We were in the kind of young love that is lazy in a bad way, the StumbleUpon of relationships, a big newsfeed of romantic and physical distraction. We’d have sex and fall asleep: top bunk, cramped space, tired from days of classes.
Twin extra-long dormitory beds don’t make for great sex, but you will try anyway. On the top bunk, you will not want to get up to pee afterwards. You will know that this is a poor choice but the blanket will be so soft and the pillows so right and you will drift to sleep and the next day you will wake up in pain, but not intolerable pain.
At least that is what I did, until the pain — from infection, spread from the urinary tract to the bladder to the kidneys — was too much. I left an astronomy exam after filling Scantron spaces at random, tank top sweat-soaked under a black Beatles hoodie blanketing my shoulders, shielding me from almost-snow, the kind of rain that’s too stupid to freeze.
The happy ending is this: after hours of IV fluids, an ultrasound, a loud phone call with my worried father, and much speculation as to whether or not I was pregnant, they figured out the source of my infection.
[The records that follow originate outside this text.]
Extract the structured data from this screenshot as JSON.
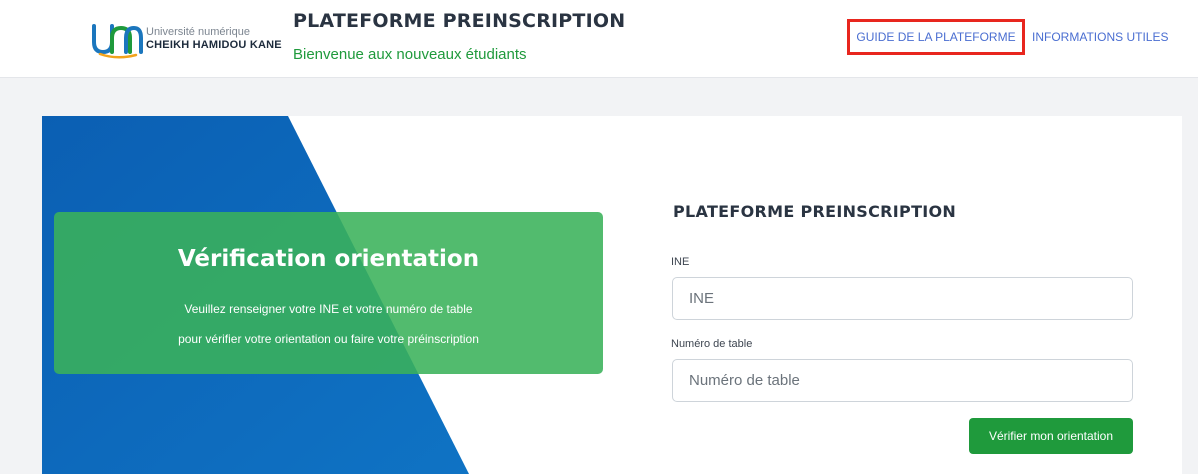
{
  "header": {
    "logo": {
      "line1": "Université numérique",
      "line2": "CHEIKH HAMIDOU KANE",
      "colors": [
        "#1b76bd",
        "#1f9a3c",
        "#f2a31b"
      ]
    },
    "title": "PLATEFORME PREINSCRIPTION",
    "subtitle": "Bienvenue aux nouveaux étudiants",
    "nav": {
      "guide": "GUIDE DE LA PLATEFORME",
      "info": "INFORMATIONS UTILES"
    }
  },
  "hero": {
    "title": "Vérification orientation",
    "line1": "Veuillez renseigner votre INE et votre numéro de table",
    "line2": "pour vérifier votre orientation ou faire votre préinscription"
  },
  "form": {
    "title": "PLATEFORME PREINSCRIPTION",
    "ine_label": "INE",
    "ine_placeholder": "INE",
    "table_label": "Numéro de table",
    "table_placeholder": "Numéro de table",
    "submit_label": "Vérifier mon orientation"
  },
  "colors": {
    "primary_blue": "#0c68b8",
    "green": "#1f9a3c",
    "highlight_red": "#e8261e",
    "link_blue": "#4a6ed1"
  }
}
My kidneys had nearly given up and my stupid high pain tolerance didn’t let me know the difference.
The doctors gave me antibiotics that would turn your urine Gatorade orange, swapped out some blood, and sent me home. I signed my hospital bracelet and gave it to my not-boyfriend: “my hero,” Sharpie-scrawled.
I want to tell you that I know better now, but all I know is to make the “after” ritual a habit: peel yourself off the bed, get up, put on a tee shirt, his boxer-briefs, whatever you can find, walk to the bathroom, avoid a dumb near-death experience. I want to tell you that I’m smarter and older now, six years later, but I am just more careful.
He put the bracelet in his drawer and while I was recovering, he opened my laptop and went through my messages and found several to the other ex. The triangle was back on, the rain continued, the drama went on, and Grey’s Anatomy stayed on for too many more seasons. Everything terrible, everything as it was.